Si quieres salirte del guion sin volverte loca, esta combinación funciona y es realizable en una cocina normal.

  1. Botana: quesadillas de huitlacoche y chapulines con guacamole.
  2. Entrada: chileatole verde en tazas, servido caliente.
  3. Plato fuerte: asado de boda zacatecano con arroz y frijoles.
  4. Guarnición: nopales asados y cebollitas de cambray.
  5. Postre: capirotada o dulce de calabaza en tacha.
  6. Bebida: mezcal joven y agua de jamaica.

Todo salvo el asado se prepara el mismo día. El asado, como casi todos los guisos de chile, mejora hecho la víspera.

Si prefieres jugar seguro con el pozole y solo variar la versión, las diferencias entre el rojo, el blanco y el verde están en nuestra guía con receta base. Y si el plan incluye chiles en nogada, la temporada cierra a finales de septiembre: aquí la receta y dónde conseguir la nuez de Castilla.

Para el maridaje, un mezcal joven acompaña mejor estos guisos que un tequila reposado. Las señales para reconocer calidad en la etiqueta están en mezcal vs. tequila.

Dónde conseguir los ingredientes en CDMX

Mercado de San Juan. El punto de referencia para insectos comestibles, huitlacoche fresco y productos difíciles. Precios altos, calidad consistente.

Mercado de Medellín. Chiles secos de todas las regiones, especias y productos del sureste.

Central de Abasto. Los mejores precios en volumen, pero requiere ir temprano y saber qué buscas.

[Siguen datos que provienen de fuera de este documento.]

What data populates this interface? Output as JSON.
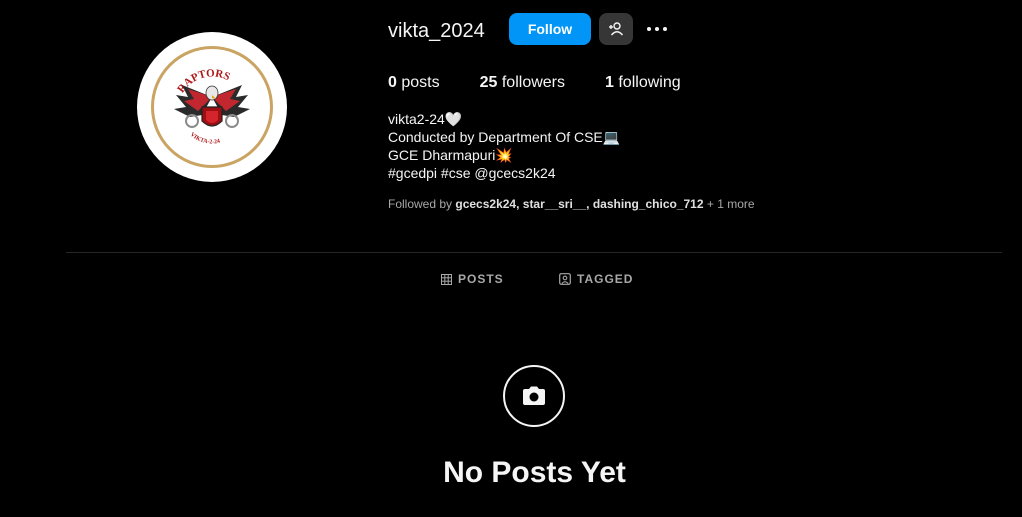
{
  "profile": {
    "username": "vikta_2024",
    "follow_label": "Follow",
    "avatar_text_top": "RAPTORS",
    "avatar_text_bottom": "VIKTA-2-24"
  },
  "stats": {
    "posts_count": "0",
    "posts_label": "posts",
    "followers_count": "25",
    "followers_label": "followers",
    "following_count": "1",
    "following_label": "following"
  },
  "bio": {
    "lines": [
      "vikta2-24🤍",
      "Conducted by Department Of CSE💻",
      "GCE Dharmapuri💥",
      "#gcedpi #cse @gcecs2k24"
    ]
  },
  "mutual": {
    "prefix": "Followed by ",
    "names": "gcecs2k24, star__sri__, dashing_chico_712",
    "suffix": " + 1 more"
  },
  "tabs": {
    "posts_label": "POSTS",
    "tagged_label": "TAGGED"
  },
  "empty_state": {
    "title": "No Posts Yet"
  },
  "icons": {
    "suggest": "person-add-icon",
    "more": "more-horizontal-icon",
    "posts_tab": "grid-icon",
    "tagged_tab": "tag-user-icon",
    "empty": "camera-icon"
  },
  "colors": {
    "background": "#000000",
    "follow_button": "#0095f6",
    "secondary_button": "#363636",
    "muted_text": "#a8a8a8",
    "divider": "#262626",
    "avatar_ring": "#c9a463"
  }
}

Mercado de Sonora. Chiles secos y hierbas, con la ventaja de encontrar variedades regionales poco comunes.

Preguntas frecuentes

¿Cuál de estos platillos es más fácil para principiantes? El asado de boda. Es esencialmente un guiso de cerdo en salsa de chile, y el margen de error es amplio.

¿Los insectos comestibles son seguros? Sí, siempre que provengan de proveedores establecidos. Se consumen en México desde época prehispánica y son fuente reconocida de proteína.

¿Por qué no se conocen fuera de sus regiones? Por concentración mediática. La cocina que se difundió como "mexicana" a nivel nacional fue principalmente la del centro del país, y el resto quedó como gastronomía local.

¿Se pueden preparar con anticipación? Los guisos de chile —asado de boda, tatemado, cochito— mejoran preparados la víspera. Los caldos y atoles se hacen el mismo día.

¿Qué tan caro sale hacer una cena así? El asado de boda cuesta aproximadamente lo mismo que un pozole de cerdo. Los insectos comestibles son el rubro caro: pueden costar varias veces el precio de la carne por kilo.